Last fall, I published a book about strollers and what they reveal about our attitudes toward children and their caretakers. Although I pitched Stroller as, in part, a critique of the consumer culture of contemporary American parenthood, I came to love my (many) strollers. In the years when I routinely ran while pushing my kids ahead of me in our jogging stroller, I recorded race times faster than I had as the captain of my college track team. In the long, claustrophobic early days of the pandemic, my son and I meandered slowly up and down the sidewalks of our neighborhood watching that late, cold spring come to New England. Often, at the end of a long stroller walk or run, my kids fell asleep, and on warm days, I’d park them in the shade and myself in the sun to work while they slept, feeling a proud mix of self-sufficiency and frugality (no childcare needed to run or meet a deadline). 

In the months after my book came out, friends and family sent me pictures of themselves pushing strollers in iconic places (the Brooklyn Bridge, a protest in front of the Supreme Court, Buckingham Palace) as though to say: Here I am living an adventuresome life with my children right alongside me. In my inbox I had photos of a fleet of UppaBaby Vista strollers outside the 92nd Street Y, a suburban garage filled not with cars but with strollers, movie clips of runaway prams, and, more than once, stories about self-driving strollers. One video clip from my husband’s cousin showed a woman jogging, swinging her unencumbered arms next to a stroller while it matched her pace. To that one, I responded with a quick line about how much faster it would be to run without having to push the 100-plus pounds of my Double BOB.
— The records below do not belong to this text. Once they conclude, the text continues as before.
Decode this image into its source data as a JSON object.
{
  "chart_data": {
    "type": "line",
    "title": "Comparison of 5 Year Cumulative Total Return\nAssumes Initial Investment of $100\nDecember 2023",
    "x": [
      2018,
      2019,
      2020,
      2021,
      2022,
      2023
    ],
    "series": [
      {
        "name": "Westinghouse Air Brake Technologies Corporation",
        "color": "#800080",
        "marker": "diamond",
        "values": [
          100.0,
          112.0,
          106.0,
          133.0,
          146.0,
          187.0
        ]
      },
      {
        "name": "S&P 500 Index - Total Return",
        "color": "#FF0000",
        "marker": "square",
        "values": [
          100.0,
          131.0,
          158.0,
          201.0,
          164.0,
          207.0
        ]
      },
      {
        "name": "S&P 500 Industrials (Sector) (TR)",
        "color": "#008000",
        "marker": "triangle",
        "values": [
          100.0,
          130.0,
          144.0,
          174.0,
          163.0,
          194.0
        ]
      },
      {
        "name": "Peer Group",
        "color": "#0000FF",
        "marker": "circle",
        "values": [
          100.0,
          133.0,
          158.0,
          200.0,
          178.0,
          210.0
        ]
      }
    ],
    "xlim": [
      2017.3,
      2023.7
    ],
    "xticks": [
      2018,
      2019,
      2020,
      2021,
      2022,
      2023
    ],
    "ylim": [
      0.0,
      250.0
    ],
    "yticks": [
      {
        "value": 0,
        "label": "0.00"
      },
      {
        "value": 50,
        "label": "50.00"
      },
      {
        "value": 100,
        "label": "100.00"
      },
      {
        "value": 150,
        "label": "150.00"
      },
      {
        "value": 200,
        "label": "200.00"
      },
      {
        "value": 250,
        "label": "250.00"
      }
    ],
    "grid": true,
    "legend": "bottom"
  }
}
That kind of casualness was a relic of a time before my inbox started to fill up with another flurry of emails, this time about ChatGPT. I taught high school English for many years and now teach freshman composition, so news about the new—horrifying, amazing, fascinating, or dystopian, depending on how one sees it—large language models, and their role at the nexus of writing and teaching, often made friends and family think of me. Because everyone has a wealth of (often fraught) memories about their own high school years, and because many of my friends now have children around the age of the students my husband and I teach, we end up talking about work in social contexts fairly often. Just how stressed out are the high school students enrolled in multiple AP classes? Are our students’ weekends like an episode of Euphoria or even—and this would be alarming enough—more like what our own adolescent parties were in the late ’90s? What do we wish our students were better equipped to do? How do we keep them off their phones in class? And, most recently, as news about ChatGPT swept through increasingly wide rings of society, I began to get questions that were not so different than those that accompanied the emails about self-driving strollers: What are we going to do about life as we know it being changed by automation?

It was from my husband that I first heard of ChatGPT. He teaches high school physics and computer programming, and so its implications in the classroom were on his radar long before my colleagues and I in the English department had even heard of it. “Soon,” he told me, “everyone is going to be talking about this.” He was right of course, but that first night over dinner, it was easier to dismiss his predictions as alarmist or the niche concerns of computer programming teachers. 

My initial response was to insist that there are important differences in how easily AI might produce work mimicking student code as opposed to essays. But what I couldn’t dismiss was a concern much broader than the assignments either of us might give or the implications for our specific students: the ethical and philosophical implications of the program itself. Instead of being built around if-then commands, Nick explained, ChatGPT is a neural network. What is it then, Nick asked me, that makes those neural networks that comprise ChatGPT different than our biological network of neurons? The fact that they’re silicon instead of carbon-based? Why would a carbon-based network allow consciousness to develop and a silicon-based network not? How, he asked, could eight extra protons make all the difference? Nick’s line of thinking was almost intolerable to me. Of course, I insisted, there is something beyond carbon—perhaps something we can’t put into words or even prove exists—that makes us human.  And though I pointed to emotions and connections and relationships, I could not articulate quite what that human-making something is.

Unlike strollers, which I will happily discuss all day, I hate talking about ChatGPT, and yet I find myself doing so all the time, and often because I am the person who’s brought it up. 

At the beginning of the spring semester, I posed a metaphor for my students to consider: Wasn’t using ChatGPT to complete a writing assignment (without acknowledging having done so) like going to the gym, setting the treadmill at 10 mph, letting it run for 30 minutes, taking a photograph of its display, and then claiming to have run 5 miles at a six-minute pace? It might appear to have happened, and the student, in a very passive way, would have been responsible for bringing the illusion to life, but the student would be no fitter or faster than when he or she had begun, or than the student who’d run one or two minutes at a six-minute pace or 5 miles at a comfortable jog.